“My subject is the living world, which is always changing and never twice the same. I don’t really do, you know, sunsets. I’ve always been more interested in how the sun strikes the ground.”
—David Hockney
David Hockney’s seminal series, the Arrival of Spring in Woldgate, East Yorkshire, is an epic of nature that documents both the subtlety and the drama of winter’s transformation into spring. The series, which consists of sixty-one iPad drawings, was conceived in anticipation of the artist’s landmark 2012 retrospective, A Bigger Picture, at the Royal Academy in London. In preparation, the artist returned to his late-mother’s Bridlington home in 2006, so that he could experience and record five Yorkshire springs. Commencing on New Year’s Day, 2011, and culminating in early June, the Arrival of Spring sequence chronicles how winter’s icy roads, violet mists and frosted branches gradually blossom into the luscious greens, clear skies and blossoming flora of late spring.
The series builds on a canonical history of artists who have embarked on sustained studies of specific landscapes at different times of day, month and year. For instance, the Arrival of Spring series draws close parallels to Claude Monet’s forensic observation of the shifting light and changing atmosphere of the Giverny landscape. Similarly, Hockney’s seasonal sequence recalls John Constable’s sustained focus on the gently rolling hills of the Dedham Vale. Like both Monet and Constable, Hockney worked en plein air. This plays a central part in the key preoccupation underlying all three groups of works: the transience of light, colour, the seasons and the passing of time.
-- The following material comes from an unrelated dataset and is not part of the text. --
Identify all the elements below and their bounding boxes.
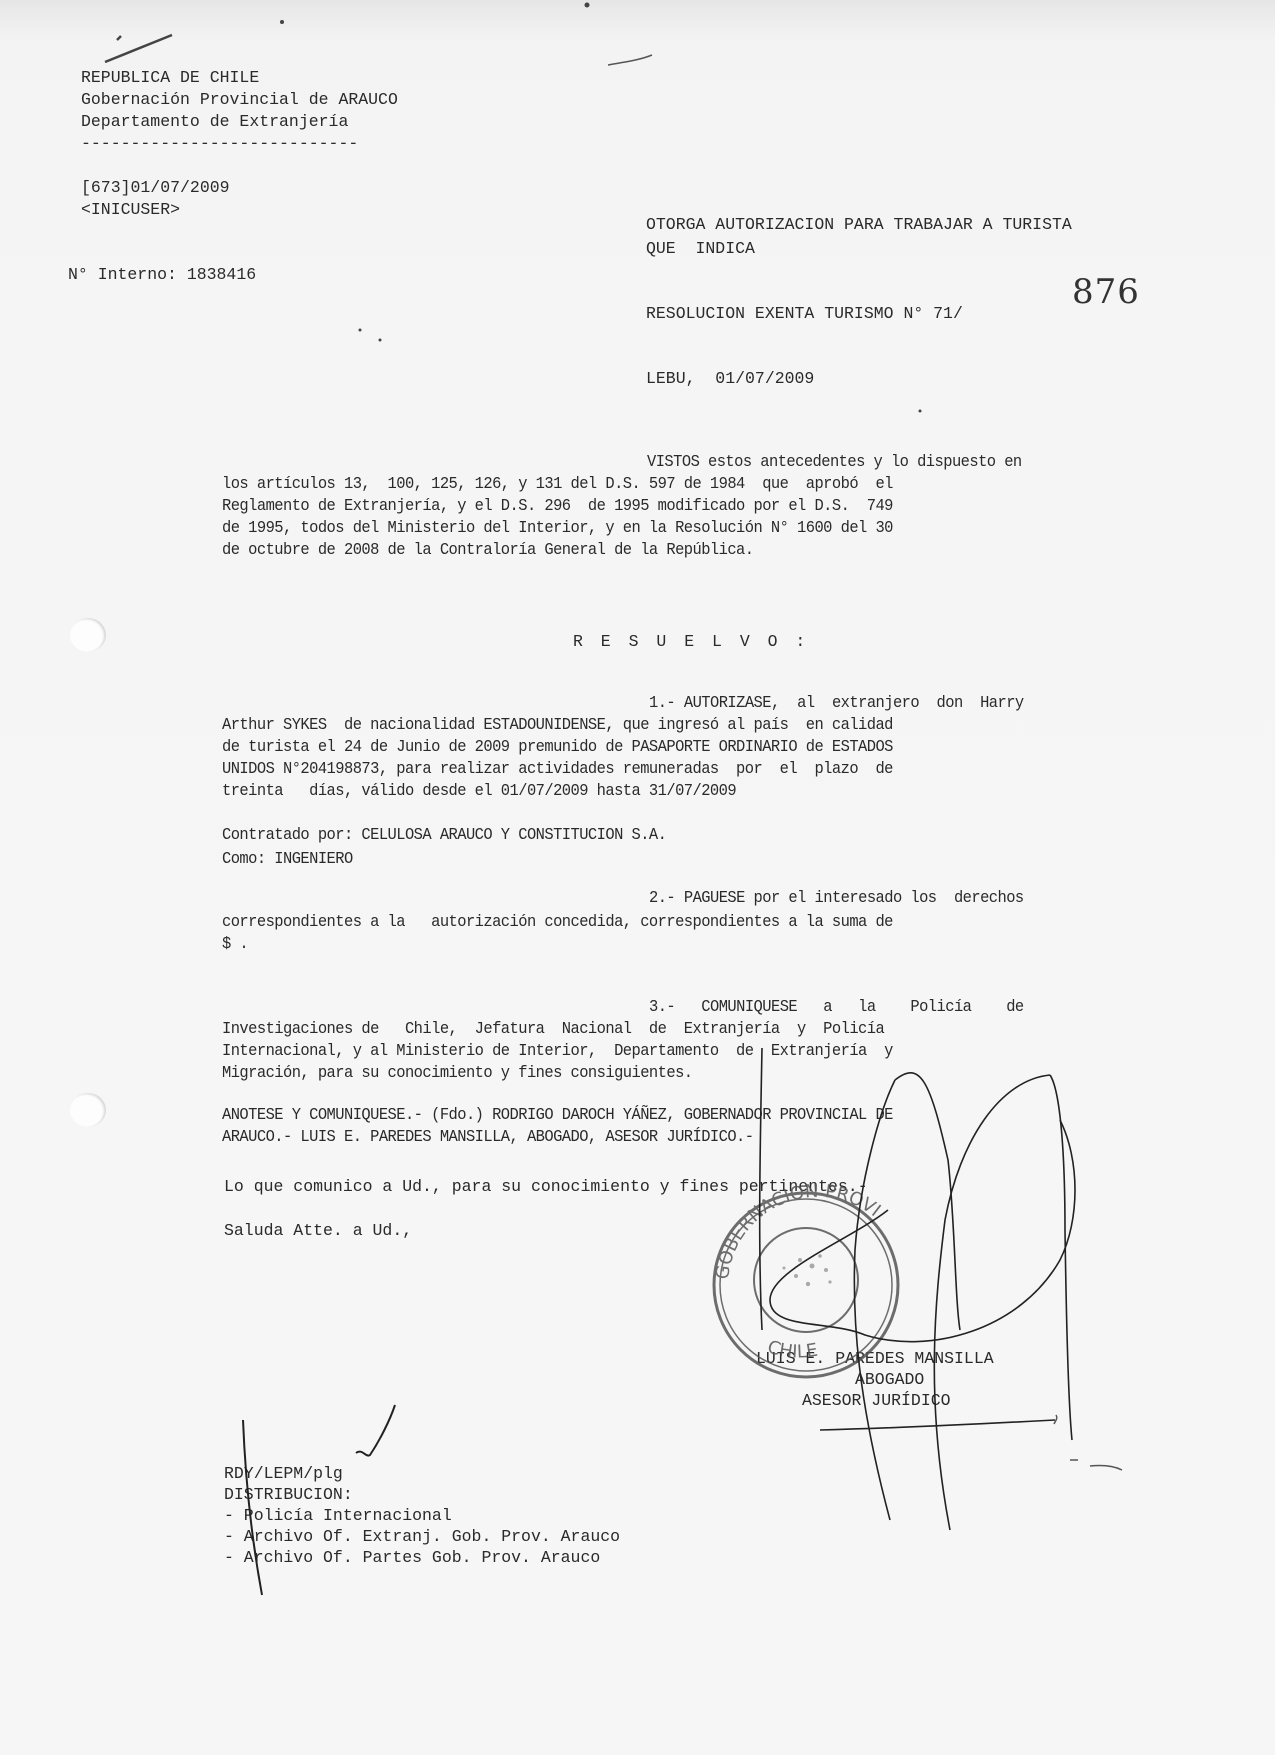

This enduring concern causes the fleeting light and seasonal atmosphere to become as much a part of each composition’s subject as the landscape itself.
“I was looking forward to it. I couldn't wait to get up there. And in a way, I think I had more pleasure looking at the winter, and spring coming, than anything I’ve done.”
—David HockneyThe Arrival of Spring series was one of Hockney’s earliest forays into iPad drawing. The newly-released iPad enabled a new sense of immediacy – he worked quickly and intensely, building up layers with a highly saturated palette and a wide variety of paint effects. Despite the digital nature of the medium, the final, physical artwork remained in the forefront of Hockney’s mind. As he created the series, he simultaneously experimented with printing the drawings directly from the iPad in different variations. Once the scale of the printed images was settled, this directly influenced the mark-making and composition of Hockney’s iPad draughtsmanship. The final prints were produced on large-scale paper and arranged as a grand narrative cycle at the 2012 Royal Academy exhibition. Ever the innovator, Hockney used this pioneering technique to reinvent and revitalise one of art history’s most traditional of subjects.
Provenance
Annely Juda Fine Art, London Acquired directly from the above by the present owner
David Hockney (b. 1937) is one of the most well-known and celebrated artists of the
20th and 21st centuries. He works across many mediums, including painting, collage,
and more recently digitally, by creating print series on iPads. His works show semi-
abstract representations of domestic life, human relationships, floral, fauna, and the
changing of seasons.
Hockney has exhibited at the Museum of Modern Art in New York, the Royal
Academy of Arts in London, and the Van Gogh Museum in Amsterdam, among many
other institutions. On the secondary market, his work has sold for more than $90
million.
The Arrival of Spring in Woldgate, East Yorkshire in 2011 (twenty eleven) - 2 January
2011 iPad drawing in colours, printed on wove paper, with full margins. I. 127 x 95.2 cm (50 x 37 1/2 in.) S. 140.1 x 105.7 cm (55 1/8 x 41 5/8 in.) Signed, dated and numbered 18/25 in pencil, published by the artist, framed.